Authored by: samwidge on Wednesday, March 09 2011 @ 09:27 AM JST

You have international experience and I do not. Is it the case that Japanese leaders tend not to stay in office as long as those of other stable nations? Are resignations and suicides significantly more frequent in Japan?

Would it be fair to say that Japanese leaders do not stay comfortably in office long enough to learn their jobs, to understand the people who support them and to develop effective relationships?

It is true that some people compete for high office here only because of the excellent retirement programs. I note that things are different in Japan. Senior officers of government and industry tend not to retire wealthy. Perhaps there other subtle but important differences, differences that make it difficult for our nations to understand each other?

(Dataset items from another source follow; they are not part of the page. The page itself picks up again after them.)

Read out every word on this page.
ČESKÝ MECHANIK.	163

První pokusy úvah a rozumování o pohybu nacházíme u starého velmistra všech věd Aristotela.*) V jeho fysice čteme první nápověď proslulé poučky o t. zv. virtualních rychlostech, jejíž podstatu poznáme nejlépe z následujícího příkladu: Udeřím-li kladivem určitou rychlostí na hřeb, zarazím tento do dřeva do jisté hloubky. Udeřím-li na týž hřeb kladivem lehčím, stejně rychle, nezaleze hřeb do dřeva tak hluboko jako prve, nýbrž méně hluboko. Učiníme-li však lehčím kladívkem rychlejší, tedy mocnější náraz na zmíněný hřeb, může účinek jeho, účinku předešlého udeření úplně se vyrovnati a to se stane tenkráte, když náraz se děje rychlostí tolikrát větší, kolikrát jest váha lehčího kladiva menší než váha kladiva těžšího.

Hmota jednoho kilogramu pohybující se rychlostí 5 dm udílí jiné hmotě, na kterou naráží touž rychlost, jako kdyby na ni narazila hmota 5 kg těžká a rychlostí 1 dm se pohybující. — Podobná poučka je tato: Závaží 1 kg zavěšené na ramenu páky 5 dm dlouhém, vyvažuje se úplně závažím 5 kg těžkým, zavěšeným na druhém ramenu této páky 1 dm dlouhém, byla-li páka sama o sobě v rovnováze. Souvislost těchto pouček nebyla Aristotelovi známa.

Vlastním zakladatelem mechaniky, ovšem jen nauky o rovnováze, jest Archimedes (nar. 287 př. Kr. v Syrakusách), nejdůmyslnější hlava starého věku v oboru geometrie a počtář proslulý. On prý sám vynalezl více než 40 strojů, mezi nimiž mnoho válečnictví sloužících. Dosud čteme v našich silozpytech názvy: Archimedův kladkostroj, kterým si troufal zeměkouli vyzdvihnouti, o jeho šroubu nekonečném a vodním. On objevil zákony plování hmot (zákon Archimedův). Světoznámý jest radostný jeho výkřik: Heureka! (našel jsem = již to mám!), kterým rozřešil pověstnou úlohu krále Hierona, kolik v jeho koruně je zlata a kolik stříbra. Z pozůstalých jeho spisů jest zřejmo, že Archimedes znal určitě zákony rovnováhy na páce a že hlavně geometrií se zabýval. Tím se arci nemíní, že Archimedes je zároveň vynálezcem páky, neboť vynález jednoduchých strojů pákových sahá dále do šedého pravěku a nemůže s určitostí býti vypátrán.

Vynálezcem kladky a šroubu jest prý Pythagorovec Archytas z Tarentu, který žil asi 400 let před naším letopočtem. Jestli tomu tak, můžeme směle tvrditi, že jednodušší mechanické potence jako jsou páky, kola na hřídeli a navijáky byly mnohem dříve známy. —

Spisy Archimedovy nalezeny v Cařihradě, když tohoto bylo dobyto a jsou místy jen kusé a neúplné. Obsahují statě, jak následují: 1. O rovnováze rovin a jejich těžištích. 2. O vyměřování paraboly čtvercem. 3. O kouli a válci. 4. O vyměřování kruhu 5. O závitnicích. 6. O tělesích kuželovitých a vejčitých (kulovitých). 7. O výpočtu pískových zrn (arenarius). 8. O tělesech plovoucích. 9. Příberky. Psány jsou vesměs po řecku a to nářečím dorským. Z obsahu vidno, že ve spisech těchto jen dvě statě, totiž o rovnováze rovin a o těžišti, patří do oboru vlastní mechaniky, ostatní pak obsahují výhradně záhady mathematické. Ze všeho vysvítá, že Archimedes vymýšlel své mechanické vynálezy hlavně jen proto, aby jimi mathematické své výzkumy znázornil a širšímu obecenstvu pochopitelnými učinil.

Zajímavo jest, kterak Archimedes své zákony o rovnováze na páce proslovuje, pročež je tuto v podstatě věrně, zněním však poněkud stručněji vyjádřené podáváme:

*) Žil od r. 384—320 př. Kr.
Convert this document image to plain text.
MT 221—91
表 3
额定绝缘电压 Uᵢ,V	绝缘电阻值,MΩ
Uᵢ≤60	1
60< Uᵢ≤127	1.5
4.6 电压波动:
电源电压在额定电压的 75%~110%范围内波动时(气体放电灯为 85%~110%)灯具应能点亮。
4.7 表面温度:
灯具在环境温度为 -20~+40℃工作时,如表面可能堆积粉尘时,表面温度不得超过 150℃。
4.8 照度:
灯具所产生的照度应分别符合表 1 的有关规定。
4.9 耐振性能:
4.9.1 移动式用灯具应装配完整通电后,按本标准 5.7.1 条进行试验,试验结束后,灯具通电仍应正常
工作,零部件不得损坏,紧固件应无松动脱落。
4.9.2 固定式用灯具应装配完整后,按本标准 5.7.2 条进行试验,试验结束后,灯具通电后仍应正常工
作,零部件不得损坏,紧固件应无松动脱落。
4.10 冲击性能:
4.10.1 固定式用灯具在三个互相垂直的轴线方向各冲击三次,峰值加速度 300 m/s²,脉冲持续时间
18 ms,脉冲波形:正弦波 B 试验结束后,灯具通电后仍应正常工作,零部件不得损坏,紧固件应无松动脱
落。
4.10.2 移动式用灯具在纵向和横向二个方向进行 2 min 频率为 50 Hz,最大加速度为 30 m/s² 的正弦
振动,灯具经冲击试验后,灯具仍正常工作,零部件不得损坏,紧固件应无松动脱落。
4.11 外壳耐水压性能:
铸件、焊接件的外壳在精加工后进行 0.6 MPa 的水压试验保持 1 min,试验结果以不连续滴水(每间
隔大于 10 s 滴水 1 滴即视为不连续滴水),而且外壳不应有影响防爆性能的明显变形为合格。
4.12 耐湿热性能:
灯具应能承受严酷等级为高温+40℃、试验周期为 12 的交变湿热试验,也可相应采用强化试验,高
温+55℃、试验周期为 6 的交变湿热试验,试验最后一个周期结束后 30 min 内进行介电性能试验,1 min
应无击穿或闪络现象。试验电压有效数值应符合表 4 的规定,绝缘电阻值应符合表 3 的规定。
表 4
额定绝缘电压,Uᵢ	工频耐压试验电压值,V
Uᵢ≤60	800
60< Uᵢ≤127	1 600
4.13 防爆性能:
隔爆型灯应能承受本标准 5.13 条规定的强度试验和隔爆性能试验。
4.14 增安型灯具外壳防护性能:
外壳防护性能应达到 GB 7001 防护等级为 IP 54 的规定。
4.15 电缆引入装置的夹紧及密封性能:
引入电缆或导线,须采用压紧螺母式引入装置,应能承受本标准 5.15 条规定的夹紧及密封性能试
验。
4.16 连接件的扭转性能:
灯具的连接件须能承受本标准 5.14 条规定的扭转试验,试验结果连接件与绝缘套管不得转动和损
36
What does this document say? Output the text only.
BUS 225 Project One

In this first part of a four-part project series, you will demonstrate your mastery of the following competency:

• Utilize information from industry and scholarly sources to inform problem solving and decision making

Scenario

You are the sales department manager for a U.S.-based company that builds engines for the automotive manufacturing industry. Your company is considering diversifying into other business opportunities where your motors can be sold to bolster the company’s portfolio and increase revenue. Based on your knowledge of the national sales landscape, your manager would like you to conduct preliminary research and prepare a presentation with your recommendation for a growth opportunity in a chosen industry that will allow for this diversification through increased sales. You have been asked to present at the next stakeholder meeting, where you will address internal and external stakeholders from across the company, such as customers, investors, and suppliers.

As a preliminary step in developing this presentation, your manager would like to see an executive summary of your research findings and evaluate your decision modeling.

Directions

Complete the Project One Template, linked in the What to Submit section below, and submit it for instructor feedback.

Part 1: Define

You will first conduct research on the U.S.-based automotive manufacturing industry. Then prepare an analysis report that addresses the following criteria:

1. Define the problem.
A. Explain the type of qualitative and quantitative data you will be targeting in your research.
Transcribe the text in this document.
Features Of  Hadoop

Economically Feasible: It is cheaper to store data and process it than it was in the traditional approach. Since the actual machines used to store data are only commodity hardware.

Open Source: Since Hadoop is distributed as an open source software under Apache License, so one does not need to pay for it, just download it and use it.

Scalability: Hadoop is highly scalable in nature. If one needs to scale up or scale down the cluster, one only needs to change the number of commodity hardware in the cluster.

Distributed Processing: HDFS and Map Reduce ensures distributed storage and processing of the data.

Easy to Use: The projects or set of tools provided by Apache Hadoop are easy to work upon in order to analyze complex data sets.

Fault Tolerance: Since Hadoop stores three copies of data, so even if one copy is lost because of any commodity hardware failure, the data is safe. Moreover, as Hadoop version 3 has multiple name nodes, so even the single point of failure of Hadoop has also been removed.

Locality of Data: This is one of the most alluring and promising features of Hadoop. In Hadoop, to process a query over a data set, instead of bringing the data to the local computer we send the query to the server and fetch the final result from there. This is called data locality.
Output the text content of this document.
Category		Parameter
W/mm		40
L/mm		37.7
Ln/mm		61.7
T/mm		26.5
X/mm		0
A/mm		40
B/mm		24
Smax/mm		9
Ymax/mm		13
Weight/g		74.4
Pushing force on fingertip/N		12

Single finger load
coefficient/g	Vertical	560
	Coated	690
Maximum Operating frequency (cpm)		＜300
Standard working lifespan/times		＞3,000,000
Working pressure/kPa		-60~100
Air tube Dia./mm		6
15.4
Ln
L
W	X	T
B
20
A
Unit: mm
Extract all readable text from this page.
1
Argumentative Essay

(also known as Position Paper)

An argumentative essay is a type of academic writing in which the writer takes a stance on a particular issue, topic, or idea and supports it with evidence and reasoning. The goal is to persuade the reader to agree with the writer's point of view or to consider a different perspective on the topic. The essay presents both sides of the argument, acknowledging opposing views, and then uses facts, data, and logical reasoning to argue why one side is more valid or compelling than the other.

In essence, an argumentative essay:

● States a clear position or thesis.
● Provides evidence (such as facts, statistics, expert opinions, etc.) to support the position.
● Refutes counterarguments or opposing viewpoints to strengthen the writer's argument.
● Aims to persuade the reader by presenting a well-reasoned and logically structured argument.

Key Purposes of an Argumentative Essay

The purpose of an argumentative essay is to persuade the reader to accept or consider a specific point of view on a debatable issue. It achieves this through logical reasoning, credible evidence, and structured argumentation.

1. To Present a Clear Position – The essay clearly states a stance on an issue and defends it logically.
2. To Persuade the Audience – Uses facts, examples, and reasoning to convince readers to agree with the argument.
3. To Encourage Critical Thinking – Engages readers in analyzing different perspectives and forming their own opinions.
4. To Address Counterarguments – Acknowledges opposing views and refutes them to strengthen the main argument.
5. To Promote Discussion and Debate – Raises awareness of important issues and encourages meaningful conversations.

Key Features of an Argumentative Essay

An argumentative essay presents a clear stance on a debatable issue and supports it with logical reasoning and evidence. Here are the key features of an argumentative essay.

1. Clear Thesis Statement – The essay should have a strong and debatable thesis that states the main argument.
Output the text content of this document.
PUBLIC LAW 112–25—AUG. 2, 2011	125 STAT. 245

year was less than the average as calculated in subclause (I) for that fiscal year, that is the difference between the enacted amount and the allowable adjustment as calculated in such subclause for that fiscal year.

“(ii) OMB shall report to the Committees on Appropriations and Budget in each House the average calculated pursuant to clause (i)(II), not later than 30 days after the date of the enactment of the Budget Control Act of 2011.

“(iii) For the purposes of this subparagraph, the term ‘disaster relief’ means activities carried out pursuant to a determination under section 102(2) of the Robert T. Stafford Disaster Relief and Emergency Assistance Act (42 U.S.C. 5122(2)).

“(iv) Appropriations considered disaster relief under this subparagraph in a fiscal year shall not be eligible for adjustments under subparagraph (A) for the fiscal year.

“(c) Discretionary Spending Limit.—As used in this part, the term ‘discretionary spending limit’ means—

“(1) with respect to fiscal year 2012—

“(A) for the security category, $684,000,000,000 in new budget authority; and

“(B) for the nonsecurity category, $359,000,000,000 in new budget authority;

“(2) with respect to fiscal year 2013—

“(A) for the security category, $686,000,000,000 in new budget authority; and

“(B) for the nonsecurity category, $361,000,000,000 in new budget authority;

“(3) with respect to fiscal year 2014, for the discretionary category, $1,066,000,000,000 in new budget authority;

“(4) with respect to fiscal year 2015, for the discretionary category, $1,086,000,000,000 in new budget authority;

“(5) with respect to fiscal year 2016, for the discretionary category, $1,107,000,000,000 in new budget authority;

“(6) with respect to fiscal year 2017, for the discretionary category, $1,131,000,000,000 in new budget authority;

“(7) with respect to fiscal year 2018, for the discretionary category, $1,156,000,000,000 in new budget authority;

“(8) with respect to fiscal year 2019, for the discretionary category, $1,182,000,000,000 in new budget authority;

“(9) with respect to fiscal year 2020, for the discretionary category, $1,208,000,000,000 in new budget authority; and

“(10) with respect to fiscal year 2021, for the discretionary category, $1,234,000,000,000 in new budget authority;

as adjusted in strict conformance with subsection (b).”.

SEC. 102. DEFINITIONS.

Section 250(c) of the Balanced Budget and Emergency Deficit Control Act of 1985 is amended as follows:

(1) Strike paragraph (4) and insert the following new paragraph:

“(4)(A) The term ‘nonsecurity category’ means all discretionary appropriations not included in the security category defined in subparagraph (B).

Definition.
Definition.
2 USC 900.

I think your term, "docile satellite" is a very good one though it may not cover the problem completely or fairly. As an American who never leaves the country, I was startled to discover the prayerful awe that other nations have for us.

In the future you are going to be startled by how oddly we behave when all of our people discover that awe (that we never appreciated) is evaporating. Already, we are terror stricken to realize honestly that our schools are not the best in the world, that our highest intellectual performers are temporary visitors from China.

We are no longer the world's greatest source for new ideas in electronics, nanotechnology and chemistry. Even in gold mining, we can't come near the expertise of the Australians. We do not know any of that yet but when our people figure it out and learn to admit it, we will be angry. When the health of our nation descends to that of Argentina and Paraguay, our people will be terribly embittered.

Like our sense of justice as victors of WWII, we will fail to comprehend that the victory cannot be permanent. In fact, we will never be able to admit that any nation can be as good or as just as ours.

Odd.


A very interesting aside to your article is that the Osprey is extremely vulnerable to certain kinds of attack. It won't take long for military officers of competing nations to guess what those particular vulnerabilities are. Gunboats are not obsolete at all.


It will be interesting to note that we will find it impossible to abandon the idea that our victories in anything at all are "just" and any other nation's victories are "evil."

You keep touching things that are absolutely essential in world understanding. The al-Qaeda/al-Obama question is one that vexes me and few care to identify and question it at all. Good for you. Keep going!